Nihat H.: Cemaatle namaz kılarken ne yapacağını bilmiyordu. Ya salacaktı, ya da salacaktı. Ne yaptınız peki ?
Halil: Hocam ağlattınız retmen, beni. Namazı yarıda bıraktım geldim.
Nihat H.: Rezil ettiniz bizi. Sorunuza cevap vereyim. Salmaktansa en iyisini yapmışsınız, aferin. Beni tuhaf tuhaf konuşturdunuz. 30 günlük sabrımı bir günde bitirdiniz, tebrikler be.
Halil: Eeee biz de böyleyiz.
Haliller babalı oğullu eve döner. Eve döndüklerinde kapı açıktır.
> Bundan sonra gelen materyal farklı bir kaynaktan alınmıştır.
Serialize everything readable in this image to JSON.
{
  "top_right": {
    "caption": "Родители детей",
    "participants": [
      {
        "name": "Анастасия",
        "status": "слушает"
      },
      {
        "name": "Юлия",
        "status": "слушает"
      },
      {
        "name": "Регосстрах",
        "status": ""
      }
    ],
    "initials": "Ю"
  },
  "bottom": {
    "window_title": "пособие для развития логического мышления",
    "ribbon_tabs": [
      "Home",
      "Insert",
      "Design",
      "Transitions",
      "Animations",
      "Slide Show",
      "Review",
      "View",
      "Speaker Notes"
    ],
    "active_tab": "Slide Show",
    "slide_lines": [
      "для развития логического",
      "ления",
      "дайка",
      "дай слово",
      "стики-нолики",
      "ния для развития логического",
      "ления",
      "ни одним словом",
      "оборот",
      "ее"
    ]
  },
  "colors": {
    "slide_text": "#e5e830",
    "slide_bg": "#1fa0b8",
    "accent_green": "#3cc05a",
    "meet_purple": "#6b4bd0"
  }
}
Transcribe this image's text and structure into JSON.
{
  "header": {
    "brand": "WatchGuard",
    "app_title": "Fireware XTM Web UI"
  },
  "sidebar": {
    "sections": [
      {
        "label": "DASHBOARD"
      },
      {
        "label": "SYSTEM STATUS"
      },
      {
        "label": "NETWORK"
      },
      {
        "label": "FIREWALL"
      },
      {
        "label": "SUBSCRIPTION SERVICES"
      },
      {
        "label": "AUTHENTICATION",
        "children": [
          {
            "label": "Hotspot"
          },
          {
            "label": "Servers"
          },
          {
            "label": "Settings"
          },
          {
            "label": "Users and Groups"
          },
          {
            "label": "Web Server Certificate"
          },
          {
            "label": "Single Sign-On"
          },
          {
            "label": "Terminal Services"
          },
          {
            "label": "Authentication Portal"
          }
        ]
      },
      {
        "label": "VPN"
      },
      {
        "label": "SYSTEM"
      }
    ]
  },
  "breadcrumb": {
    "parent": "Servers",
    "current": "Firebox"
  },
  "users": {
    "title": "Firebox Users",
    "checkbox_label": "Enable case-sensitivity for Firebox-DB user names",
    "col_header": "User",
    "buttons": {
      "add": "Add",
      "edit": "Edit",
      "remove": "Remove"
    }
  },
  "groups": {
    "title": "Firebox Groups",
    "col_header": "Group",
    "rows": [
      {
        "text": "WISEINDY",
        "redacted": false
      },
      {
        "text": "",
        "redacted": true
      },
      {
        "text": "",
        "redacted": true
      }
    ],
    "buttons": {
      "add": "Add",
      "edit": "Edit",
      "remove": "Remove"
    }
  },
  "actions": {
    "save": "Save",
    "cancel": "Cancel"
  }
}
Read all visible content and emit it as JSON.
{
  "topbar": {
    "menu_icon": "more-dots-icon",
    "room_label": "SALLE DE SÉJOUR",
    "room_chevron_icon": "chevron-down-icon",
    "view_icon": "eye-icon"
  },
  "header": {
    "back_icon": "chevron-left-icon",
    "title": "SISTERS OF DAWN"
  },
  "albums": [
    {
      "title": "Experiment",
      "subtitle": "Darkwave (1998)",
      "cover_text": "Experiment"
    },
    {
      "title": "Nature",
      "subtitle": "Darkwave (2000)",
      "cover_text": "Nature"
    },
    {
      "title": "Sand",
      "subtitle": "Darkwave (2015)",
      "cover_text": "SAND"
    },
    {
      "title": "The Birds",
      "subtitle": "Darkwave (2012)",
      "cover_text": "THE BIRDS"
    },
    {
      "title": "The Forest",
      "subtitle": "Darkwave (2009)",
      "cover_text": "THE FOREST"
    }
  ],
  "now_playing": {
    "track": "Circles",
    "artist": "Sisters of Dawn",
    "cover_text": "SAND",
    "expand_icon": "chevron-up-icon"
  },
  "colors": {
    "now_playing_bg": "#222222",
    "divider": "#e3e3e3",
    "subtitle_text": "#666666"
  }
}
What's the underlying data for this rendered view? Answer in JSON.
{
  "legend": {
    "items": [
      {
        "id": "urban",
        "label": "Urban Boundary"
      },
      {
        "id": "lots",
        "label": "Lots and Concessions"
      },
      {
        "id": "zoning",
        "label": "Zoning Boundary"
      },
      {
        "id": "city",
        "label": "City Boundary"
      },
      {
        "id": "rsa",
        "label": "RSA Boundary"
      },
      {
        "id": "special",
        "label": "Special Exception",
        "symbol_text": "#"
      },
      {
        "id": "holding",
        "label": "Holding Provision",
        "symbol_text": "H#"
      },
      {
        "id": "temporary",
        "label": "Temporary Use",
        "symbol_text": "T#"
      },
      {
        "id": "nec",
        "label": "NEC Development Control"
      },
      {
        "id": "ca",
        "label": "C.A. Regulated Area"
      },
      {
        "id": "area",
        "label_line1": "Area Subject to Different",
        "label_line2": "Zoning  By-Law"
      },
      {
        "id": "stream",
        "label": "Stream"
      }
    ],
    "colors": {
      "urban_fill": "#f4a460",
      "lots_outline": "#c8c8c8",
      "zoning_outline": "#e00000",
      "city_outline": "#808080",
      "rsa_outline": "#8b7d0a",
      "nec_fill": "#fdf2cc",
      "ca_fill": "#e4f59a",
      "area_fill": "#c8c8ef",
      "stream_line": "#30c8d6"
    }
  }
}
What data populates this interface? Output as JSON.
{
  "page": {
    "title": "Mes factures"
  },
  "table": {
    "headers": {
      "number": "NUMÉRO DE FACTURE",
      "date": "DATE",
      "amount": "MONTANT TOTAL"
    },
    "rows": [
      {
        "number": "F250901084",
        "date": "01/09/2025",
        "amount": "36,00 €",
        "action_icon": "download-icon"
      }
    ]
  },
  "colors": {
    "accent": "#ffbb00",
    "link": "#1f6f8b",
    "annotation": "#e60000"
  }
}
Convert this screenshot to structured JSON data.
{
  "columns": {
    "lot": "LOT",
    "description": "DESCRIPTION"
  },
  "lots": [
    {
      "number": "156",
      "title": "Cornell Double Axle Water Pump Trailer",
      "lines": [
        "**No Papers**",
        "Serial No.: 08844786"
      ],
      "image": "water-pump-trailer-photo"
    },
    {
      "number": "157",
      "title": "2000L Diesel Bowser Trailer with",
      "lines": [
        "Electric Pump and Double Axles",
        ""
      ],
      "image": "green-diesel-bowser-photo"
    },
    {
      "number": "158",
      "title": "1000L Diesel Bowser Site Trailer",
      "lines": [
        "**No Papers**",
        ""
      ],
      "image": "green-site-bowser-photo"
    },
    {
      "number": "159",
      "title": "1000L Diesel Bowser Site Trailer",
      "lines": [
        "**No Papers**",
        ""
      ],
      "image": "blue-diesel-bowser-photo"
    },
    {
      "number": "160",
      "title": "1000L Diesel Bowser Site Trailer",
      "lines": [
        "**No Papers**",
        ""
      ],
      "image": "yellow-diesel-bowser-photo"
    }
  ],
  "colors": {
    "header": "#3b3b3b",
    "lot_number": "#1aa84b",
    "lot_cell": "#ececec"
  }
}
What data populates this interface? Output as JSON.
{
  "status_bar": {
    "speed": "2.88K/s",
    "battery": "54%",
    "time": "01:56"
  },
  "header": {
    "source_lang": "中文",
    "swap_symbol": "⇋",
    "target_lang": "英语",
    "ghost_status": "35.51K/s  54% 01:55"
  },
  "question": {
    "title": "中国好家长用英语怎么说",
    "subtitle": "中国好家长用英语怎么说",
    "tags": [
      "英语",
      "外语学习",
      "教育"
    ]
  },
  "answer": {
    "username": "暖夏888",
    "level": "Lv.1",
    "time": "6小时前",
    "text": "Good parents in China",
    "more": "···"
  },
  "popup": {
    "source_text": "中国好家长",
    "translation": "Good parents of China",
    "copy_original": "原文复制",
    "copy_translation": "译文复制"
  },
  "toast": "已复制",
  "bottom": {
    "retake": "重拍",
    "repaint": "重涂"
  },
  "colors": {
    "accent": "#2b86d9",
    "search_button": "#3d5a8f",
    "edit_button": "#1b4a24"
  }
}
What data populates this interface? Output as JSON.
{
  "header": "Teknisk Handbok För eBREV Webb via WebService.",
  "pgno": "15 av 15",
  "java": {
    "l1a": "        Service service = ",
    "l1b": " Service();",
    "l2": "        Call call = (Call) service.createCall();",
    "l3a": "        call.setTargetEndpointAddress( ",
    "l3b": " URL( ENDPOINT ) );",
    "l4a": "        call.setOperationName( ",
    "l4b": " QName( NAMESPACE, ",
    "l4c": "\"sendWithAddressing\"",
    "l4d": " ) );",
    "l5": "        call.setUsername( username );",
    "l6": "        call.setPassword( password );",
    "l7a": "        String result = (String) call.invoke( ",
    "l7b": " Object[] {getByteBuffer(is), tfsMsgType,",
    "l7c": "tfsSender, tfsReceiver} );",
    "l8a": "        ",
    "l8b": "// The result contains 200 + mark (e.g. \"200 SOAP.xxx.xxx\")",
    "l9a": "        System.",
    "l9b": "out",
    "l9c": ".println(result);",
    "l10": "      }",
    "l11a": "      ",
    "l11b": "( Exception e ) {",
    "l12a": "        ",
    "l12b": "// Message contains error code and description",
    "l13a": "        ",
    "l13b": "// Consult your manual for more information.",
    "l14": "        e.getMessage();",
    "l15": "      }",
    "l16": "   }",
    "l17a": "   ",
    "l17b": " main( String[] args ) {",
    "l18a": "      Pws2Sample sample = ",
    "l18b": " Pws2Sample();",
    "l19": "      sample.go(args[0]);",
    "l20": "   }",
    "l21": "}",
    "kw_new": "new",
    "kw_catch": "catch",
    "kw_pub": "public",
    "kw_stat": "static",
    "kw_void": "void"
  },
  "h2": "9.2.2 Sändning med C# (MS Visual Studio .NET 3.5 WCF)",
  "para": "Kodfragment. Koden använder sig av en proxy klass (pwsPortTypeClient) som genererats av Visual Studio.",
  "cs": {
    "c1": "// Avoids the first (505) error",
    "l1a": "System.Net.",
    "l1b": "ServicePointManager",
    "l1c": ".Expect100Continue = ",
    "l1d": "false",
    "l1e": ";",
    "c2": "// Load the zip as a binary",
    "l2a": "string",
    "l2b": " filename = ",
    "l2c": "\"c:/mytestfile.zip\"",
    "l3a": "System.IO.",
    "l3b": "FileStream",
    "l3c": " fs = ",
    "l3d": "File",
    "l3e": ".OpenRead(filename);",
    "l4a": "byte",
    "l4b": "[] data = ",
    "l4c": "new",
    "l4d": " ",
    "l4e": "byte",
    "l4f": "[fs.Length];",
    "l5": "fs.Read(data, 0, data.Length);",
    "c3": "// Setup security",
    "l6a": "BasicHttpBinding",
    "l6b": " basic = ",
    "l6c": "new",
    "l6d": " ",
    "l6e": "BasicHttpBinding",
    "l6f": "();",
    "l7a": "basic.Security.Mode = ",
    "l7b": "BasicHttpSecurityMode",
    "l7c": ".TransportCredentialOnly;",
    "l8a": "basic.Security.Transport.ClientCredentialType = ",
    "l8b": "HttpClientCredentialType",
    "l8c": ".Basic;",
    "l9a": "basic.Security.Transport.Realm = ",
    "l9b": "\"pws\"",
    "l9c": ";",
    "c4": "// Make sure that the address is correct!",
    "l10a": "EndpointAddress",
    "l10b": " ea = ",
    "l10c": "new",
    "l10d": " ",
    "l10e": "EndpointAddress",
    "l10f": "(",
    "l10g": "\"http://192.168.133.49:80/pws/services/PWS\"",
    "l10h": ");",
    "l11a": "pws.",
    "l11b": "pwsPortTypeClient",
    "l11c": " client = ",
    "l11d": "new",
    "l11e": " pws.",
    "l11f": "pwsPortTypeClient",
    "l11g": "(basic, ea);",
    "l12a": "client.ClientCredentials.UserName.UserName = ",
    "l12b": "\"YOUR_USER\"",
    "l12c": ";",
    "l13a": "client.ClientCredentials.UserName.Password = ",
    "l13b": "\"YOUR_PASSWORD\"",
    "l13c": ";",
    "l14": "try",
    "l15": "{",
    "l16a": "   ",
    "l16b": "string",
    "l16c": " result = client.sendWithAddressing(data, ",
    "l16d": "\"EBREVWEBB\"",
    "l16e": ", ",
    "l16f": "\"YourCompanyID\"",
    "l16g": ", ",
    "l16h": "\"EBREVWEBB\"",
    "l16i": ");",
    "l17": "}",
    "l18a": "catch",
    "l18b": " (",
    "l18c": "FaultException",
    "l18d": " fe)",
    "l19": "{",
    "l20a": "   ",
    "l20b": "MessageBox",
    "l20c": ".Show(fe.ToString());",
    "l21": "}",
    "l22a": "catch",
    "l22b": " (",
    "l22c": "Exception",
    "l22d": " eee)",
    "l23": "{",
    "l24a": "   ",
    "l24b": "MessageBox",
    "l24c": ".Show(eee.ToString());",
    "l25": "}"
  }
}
Makbule ise yerde öylece yatmaktadır.

Makbule'ye ne olacak ?

Eve kimler girdi ?

Hepsi ve daha fazlası yeni sezonda!

1. sezon sonu. Bizi takip eden herkese teşekkürler. Yeni sezonda keyifli bölümlerle görüşmek üzere.
 
halilin konuşması şeyi getirdi aklıma sultan filminde şener şenin konuşmasını :kiki::kiki:
 
Genel olarak güzel olmuş ama çok uzun geldi bana. Arpaya koptum. :F Halil çok tatlı. :D

XanTier'in yokluğunu hissettirmemişsin eline sağlık. :)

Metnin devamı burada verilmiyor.